The cells were seeded in a 24 well plates at a density of 1000 cells/well. After 24 h, different concentrations of compounds were added and treated for 6–8 days. Cells were fixed with 10% paraformaldehyde, stained with 0.1% crystal violet, and the absorbance of each well was measured by scanning the area at 550 nm with a microplate reader (Biotek, SYNERGY HTX, Winooski, VT, USA).

4.2.5. Western Blot Analysis

The cells are extracted from the protein extract solution, separated by sodium dodecyl sulfate polyacrylamide gel electrophoresis, and then transferred to a polyvinylidene fluoride (PVDF) membrane. They were blocked with 5% milk, placed the membrane at 4 °C to bind with the specific primary antibody for 15–18 h and then, rinsed with phosphate buffer containing 0.1% Tween; the secondary antibody was incubated for 1 h, and then rinsed with PBST. The Pierce super signal chemiluminescence substrate was added, and immediately the Chemi Doc system was used for blot imaging (Bio-Rad, Hercules, CA, USA). ImageJ software was used to perform grayscale analysis, and compared with the control group, and the expression level of related proteins was normalized through the expression of the internal reference protein.

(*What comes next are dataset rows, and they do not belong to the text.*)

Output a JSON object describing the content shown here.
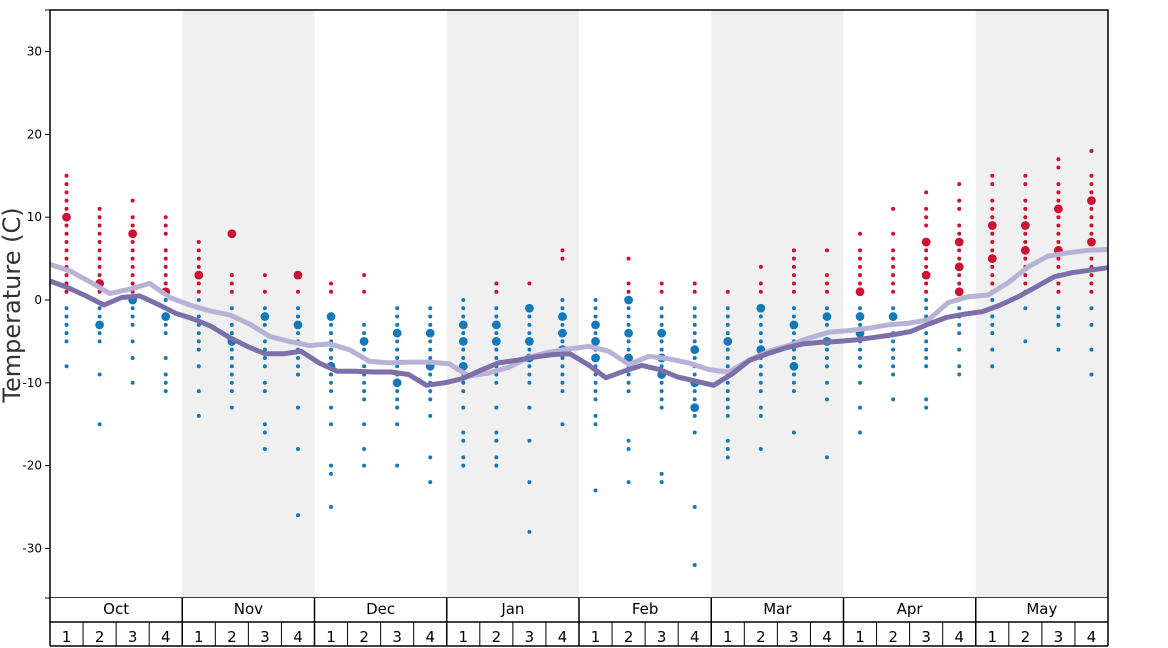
{
  "chart_data": {
    "type": "scatter",
    "title": "",
    "ylabel": "Temperature (C)",
    "xlabel": "",
    "ylim": [
      -36,
      35
    ],
    "yticks": [
      30,
      20,
      10,
      0,
      -10,
      -20,
      -30
    ],
    "ytick_labels": [
      "30",
      "20",
      "10",
      "0",
      "-10",
      "-20",
      "-30"
    ],
    "months": [
      "Oct",
      "Nov",
      "Dec",
      "Jan",
      "Feb",
      "Mar",
      "Apr",
      "May"
    ],
    "weeks": [
      "1",
      "2",
      "3",
      "4"
    ],
    "grid": false,
    "shaded_months": [
      "Nov",
      "Jan",
      "Mar",
      "May"
    ],
    "colors": {
      "warm": "#cc1133",
      "cold": "#1479b8",
      "line_light": "#b8b3d6",
      "line_dark": "#7d70aa",
      "shade": "#f0f0f0"
    },
    "series": [
      {
        "name": "",
        "style": "light",
        "values": [
          4.3,
          3.5,
          2.2,
          0.8,
          1.3,
          2.0,
          0.3,
          -0.6,
          -1.3,
          -1.8,
          -2.9,
          -4.4,
          -5.0,
          -5.5,
          -5.3,
          -6.0,
          -7.4,
          -7.6,
          -7.5,
          -7.5,
          -7.7,
          -9.2,
          -8.8,
          -8.1,
          -6.9,
          -6.3,
          -5.9,
          -5.6,
          -6.2,
          -7.8,
          -6.8,
          -7.1,
          -7.6,
          -8.4,
          -8.7,
          -7.3,
          -6.2,
          -5.5,
          -4.6,
          -3.9,
          -3.7,
          -3.4,
          -3.0,
          -2.8,
          -2.4,
          -0.3,
          0.4,
          0.6,
          2.1,
          4.0,
          5.3,
          5.7,
          6.0,
          6.1
        ]
      },
      {
        "name": "",
        "style": "dark",
        "values": [
          2.3,
          1.5,
          0.5,
          -0.6,
          0.3,
          0.5,
          -0.5,
          -1.6,
          -2.3,
          -3.2,
          -4.5,
          -5.6,
          -6.5,
          -6.5,
          -6.2,
          -7.6,
          -8.6,
          -8.6,
          -8.7,
          -8.7,
          -9.0,
          -10.3,
          -10.0,
          -9.5,
          -8.5,
          -7.6,
          -7.3,
          -6.9,
          -6.6,
          -6.5,
          -7.8,
          -9.4,
          -8.6,
          -7.9,
          -8.4,
          -9.3,
          -9.8,
          -10.3,
          -9.0,
          -7.3,
          -6.5,
          -5.8,
          -5.3,
          -5.1,
          -5.0,
          -4.8,
          -4.5,
          -4.2,
          -3.8,
          -2.9,
          -2.1,
          -1.7,
          -1.4,
          -0.6,
          0.4,
          1.6,
          2.8,
          3.3,
          3.6,
          3.9
        ]
      },
      {
        "name": "",
        "style": "dots",
        "weeks_data": [
          {
            "warm": [
              15,
              14,
              13,
              12,
              11,
              10,
              9,
              8,
              7,
              6,
              5,
              4,
              3,
              2,
              1
            ],
            "cold": [
              -1,
              -2,
              -3,
              -4,
              -5,
              -8
            ],
            "big_warm": [
              10
            ],
            "big_cold": []
          },
          {
            "warm": [
              11,
              10,
              9,
              8,
              7,
              6,
              5,
              4,
              3,
              2,
              1
            ],
            "cold": [
              -1,
              -2,
              -3,
              -4,
              -5,
              -9,
              -15
            ],
            "big_warm": [
              2
            ],
            "big_cold": [
              -3
            ]
          },
          {
            "warm": [
              12,
              10,
              9,
              8,
              7,
              6,
              5,
              4,
              3,
              2,
              1
            ],
            "cold": [
              0,
              -1,
              -2,
              -3,
              -5,
              -7,
              -10
            ],
            "big_warm": [
              8
            ],
            "big_cold": [
              0
            ]
          },
          {
            "warm": [
              10,
              9,
              8,
              6,
              5,
              4,
              3,
              2,
              1
            ],
            "cold": [
              0,
              -1,
              -2,
              -3,
              -4,
              -7,
              -9,
              -10,
              -11
            ],
            "big_warm": [
              1
            ],
            "big_cold": [
              -2
            ]
          },
          {
            "warm": [
              7,
              6,
              5,
              4,
              3,
              2,
              1
            ],
            "cold": [
              0,
              -1,
              -2,
              -3,
              -4,
              -5,
              -6,
              -8,
              -11,
              -14
            ],
            "big_warm": [
              3
            ],
            "big_cold": []
          },
          {
            "warm": [
              8,
              3,
              2,
              1
            ],
            "cold": [
              -1,
              -2,
              -3,
              -4,
              -5,
              -6,
              -7,
              -8,
              -9,
              -10,
              -11,
              -13
            ],
            "big_warm": [
              8
            ],
            "big_cold": [
              -5
            ]
          },
          {
            "warm": [
              3,
              1
            ],
            "cold": [
              -1,
              -2,
              -3,
              -4,
              -5,
              -6,
              -7,
              -8,
              -10,
              -11,
              -15,
              -16,
              -18
            ],
            "big_warm": [],
            "big_cold": [
              -2
            ]
          },
          {
            "warm": [
              3,
              1
            ],
            "cold": [
              -1,
              -2,
              -3,
              -4,
              -5,
              -6,
              -7,
              -8,
              -9,
              -13,
              -18,
              -26
            ],
            "big_warm": [
              3
            ],
            "big_cold": [
              -3
            ]
          },
          {
            "warm": [
              2,
              1
            ],
            "cold": [
              -2,
              -3,
              -4,
              -5,
              -6,
              -7,
              -8,
              -9,
              -10,
              -11,
              -13,
              -15,
              -20,
              -21,
              -25
            ],
            "big_warm": [],
            "big_cold": [
              -2,
              -8
            ]
          },
          {
            "warm": [
              3,
              1
            ],
            "cold": [
              -3,
              -4,
              -5,
              -6,
              -7,
              -8,
              -9,
              -10,
              -11,
              -12,
              -15,
              -18,
              -20
            ],
            "big_warm": [],
            "big_cold": [
              -5
            ]
          },
          {
            "warm": [],
            "cold": [
              -1,
              -2,
              -3,
              -4,
              -5,
              -6,
              -7,
              -8,
              -9,
              -10,
              -11,
              -12,
              -13,
              -15,
              -20
            ],
            "big_warm": [],
            "big_cold": [
              -4,
              -10
            ]
          },
          {
            "warm": [],
            "cold": [
              -1,
              -2,
              -3,
              -4,
              -5,
              -6,
              -7,
              -8,
              -9,
              -10,
              -11,
              -12,
              -14,
              -19,
              -22
            ],
            "big_warm": [],
            "big_cold": [
              -4,
              -8
            ]
          },
          {
            "warm": [],
            "cold": [
              0,
              -1,
              -2,
              -3,
              -4,
              -5,
              -6,
              -7,
              -8,
              -9,
              -10,
              -11,
              -13,
              -16,
              -17,
              -19,
              -20
            ],
            "big_warm": [],
            "big_cold": [
              -3,
              -5,
              -8
            ]
          },
          {
            "warm": [
              2,
              1
            ],
            "cold": [
              -1,
              -2,
              -3,
              -4,
              -5,
              -6,
              -7,
              -8,
              -9,
              -10,
              -13,
              -16,
              -17,
              -19,
              -20
            ],
            "big_warm": [],
            "big_cold": [
              -3,
              -5
            ]
          },
          {
            "warm": [
              2
            ],
            "cold": [
              -1,
              -2,
              -3,
              -4,
              -5,
              -6,
              -7,
              -8,
              -9,
              -10,
              -13,
              -17,
              -22,
              -28
            ],
            "big_warm": [],
            "big_cold": [
              -1,
              -5,
              -7
            ]
          },
          {
            "warm": [
              6,
              5
            ],
            "cold": [
              0,
              -1,
              -2,
              -3,
              -4,
              -5,
              -6,
              -7,
              -8,
              -9,
              -10,
              -11,
              -15
            ],
            "big_warm": [],
            "big_cold": [
              -2,
              -4,
              -6
            ]
          },
          {
            "warm": [],
            "cold": [
              0,
              -1,
              -2,
              -3,
              -4,
              -5,
              -6,
              -7,
              -8,
              -9,
              -10,
              -11,
              -12,
              -14,
              -15,
              -23
            ],
            "big_warm": [],
            "big_cold": [
              -3,
              -5,
              -7
            ]
          },
          {
            "warm": [
              5,
              2,
              1
            ],
            "cold": [
              0,
              -1,
              -2,
              -3,
              -4,
              -5,
              -6,
              -7,
              -8,
              -9,
              -10,
              -11,
              -17,
              -18,
              -22
            ],
            "big_warm": [],
            "big_cold": [
              0,
              -4,
              -7
            ]
          },
          {
            "warm": [
              2,
              1
            ],
            "cold": [
              -1,
              -2,
              -3,
              -4,
              -5,
              -6,
              -7,
              -8,
              -9,
              -10,
              -11,
              -12,
              -13,
              -21,
              -22
            ],
            "big_warm": [],
            "big_cold": [
              -4,
              -7,
              -9
            ]
          },
          {
            "warm": [
              2,
              1
            ],
            "cold": [
              -1,
              -2,
              -3,
              -4,
              -5,
              -6,
              -7,
              -8,
              -9,
              -10,
              -11,
              -12,
              -13,
              -14,
              -16,
              -25,
              -32
            ],
            "big_warm": [],
            "big_cold": [
              -6,
              -10,
              -13
            ]
          },
          {
            "warm": [
              1
            ],
            "cold": [
              -1,
              -2,
              -3,
              -4,
              -5,
              -6,
              -7,
              -8,
              -9,
              -10,
              -11,
              -12,
              -13,
              -14,
              -17,
              -18,
              -19
            ],
            "big_warm": [],
            "big_cold": [
              -5
            ]
          },
          {
            "warm": [
              4,
              2,
              1
            ],
            "cold": [
              -1,
              -2,
              -3,
              -4,
              -5,
              -6,
              -7,
              -8,
              -9,
              -10,
              -11,
              -13,
              -14,
              -18
            ],
            "big_warm": [],
            "big_cold": [
              -1,
              -6
            ]
          },
          {
            "warm": [
              6,
              5,
              4,
              3,
              2,
              1
            ],
            "cold": [
              -1,
              -2,
              -3,
              -4,
              -5,
              -6,
              -7,
              -8,
              -9,
              -10,
              -11,
              -16
            ],
            "big_warm": [],
            "big_cold": [
              -3,
              -8
            ]
          },
          {
            "warm": [
              6,
              3,
              2,
              1
            ],
            "cold": [
              -1,
              -2,
              -3,
              -4,
              -5,
              -6,
              -7,
              -8,
              -10,
              -12,
              -19
            ],
            "big_warm": [],
            "big_cold": [
              -2,
              -5
            ]
          },
          {
            "warm": [
              8,
              6,
              5,
              4,
              3,
              2,
              1
            ],
            "cold": [
              -1,
              -2,
              -3,
              -4,
              -5,
              -6,
              -7,
              -8,
              -10,
              -13,
              -16
            ],
            "big_warm": [
              1
            ],
            "big_cold": [
              -2,
              -4
            ]
          },
          {
            "warm": [
              11,
              8,
              6,
              5,
              4,
              3,
              2,
              1
            ],
            "cold": [
              -1,
              -2,
              -3,
              -4,
              -5,
              -6,
              -7,
              -8,
              -9,
              -12
            ],
            "big_warm": [],
            "big_cold": [
              -2
            ]
          },
          {
            "warm": [
              13,
              11,
              10,
              9,
              7,
              6,
              5,
              4,
              3,
              2,
              1
            ],
            "cold": [
              0,
              -1,
              -2,
              -3,
              -4,
              -5,
              -6,
              -7,
              -8,
              -12,
              -13
            ],
            "big_warm": [
              7,
              3
            ],
            "big_cold": []
          },
          {
            "warm": [
              14,
              12,
              11,
              9,
              8,
              7,
              6,
              5,
              4,
              3,
              2,
              1
            ],
            "cold": [
              0,
              -1,
              -2,
              -3,
              -4,
              -6,
              -8,
              -9
            ],
            "big_warm": [
              7,
              4,
              1
            ],
            "big_cold": []
          },
          {
            "warm": [
              15,
              14,
              12,
              11,
              10,
              9,
              8,
              7,
              6,
              5,
              4,
              3,
              2,
              1
            ],
            "cold": [
              0,
              -1,
              -2,
              -3,
              -4,
              -6,
              -8
            ],
            "big_warm": [
              9,
              5
            ],
            "big_cold": []
          },
          {
            "warm": [
              15,
              14,
              12,
              11,
              10,
              9,
              8,
              7,
              6,
              5,
              4,
              3,
              2,
              1
            ],
            "cold": [
              -1,
              -5
            ],
            "big_warm": [
              9,
              6
            ],
            "big_cold": []
          },
          {
            "warm": [
              17,
              16,
              14,
              13,
              12,
              11,
              10,
              9,
              8,
              7,
              6,
              5,
              4,
              3,
              2,
              1
            ],
            "cold": [
              -1,
              -2,
              -3,
              -6
            ],
            "big_warm": [
              11,
              6
            ],
            "big_cold": []
          },
          {
            "warm": [
              18,
              15,
              14,
              13,
              12,
              11,
              10,
              9,
              8,
              7,
              6,
              5,
              4,
              3,
              2,
              1
            ],
            "cold": [
              -1,
              -3,
              -6,
              -9
            ],
            "big_warm": [
              12,
              7
            ],
            "big_cold": []
          }
        ]
      }
    ]
  }
}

4.2.6. Statistical Analyses

All data were statistically analyzed using the Bonferroni test function of SPSS software and GraphPad Prism software. The two groups of experiments used Student’s t-test, and the two or more groups used one-way analysis of variance to evaluate the significance of differences between the groups. The graph was generated using GraphPad Prism 6.0 software. * p < 0.05, ** p < 0.01, and *** p < 0.001.

5. Conclusions

In summary, we designed and synthesized 10 biguanide compounds containing trifluoromethoxy group, fixed the trifluoromethoxy group on one side of the benzene ring of the biguanide group and changed the side chain on the other side. The anti-proliferative activities of the synthesized compounds were tested; we found that there is an optimized carbon chain length in the range from 6C to 8C with maximum anti-proliferative activities. In order to further explore the anti-tumor mechanism of the compound, Western blot results show that compound 8C (n-octyl) has a dramatic effect on the AMPK-mTOR signal pathway. Therefore, on the basis of this study, we came to a conclusion that for the structural modification of biguanide derivatives, when the carbon chain is in the range of n-amyl to n-octyl, the biguanide derivatives have maximum anti-proliferative activities, which will guide the subsequent development of biguanide compounds in future. In meantime, we believe that 8C is a promising anti-cancer drug targeting the AMPK pathway, which is worthy of further study.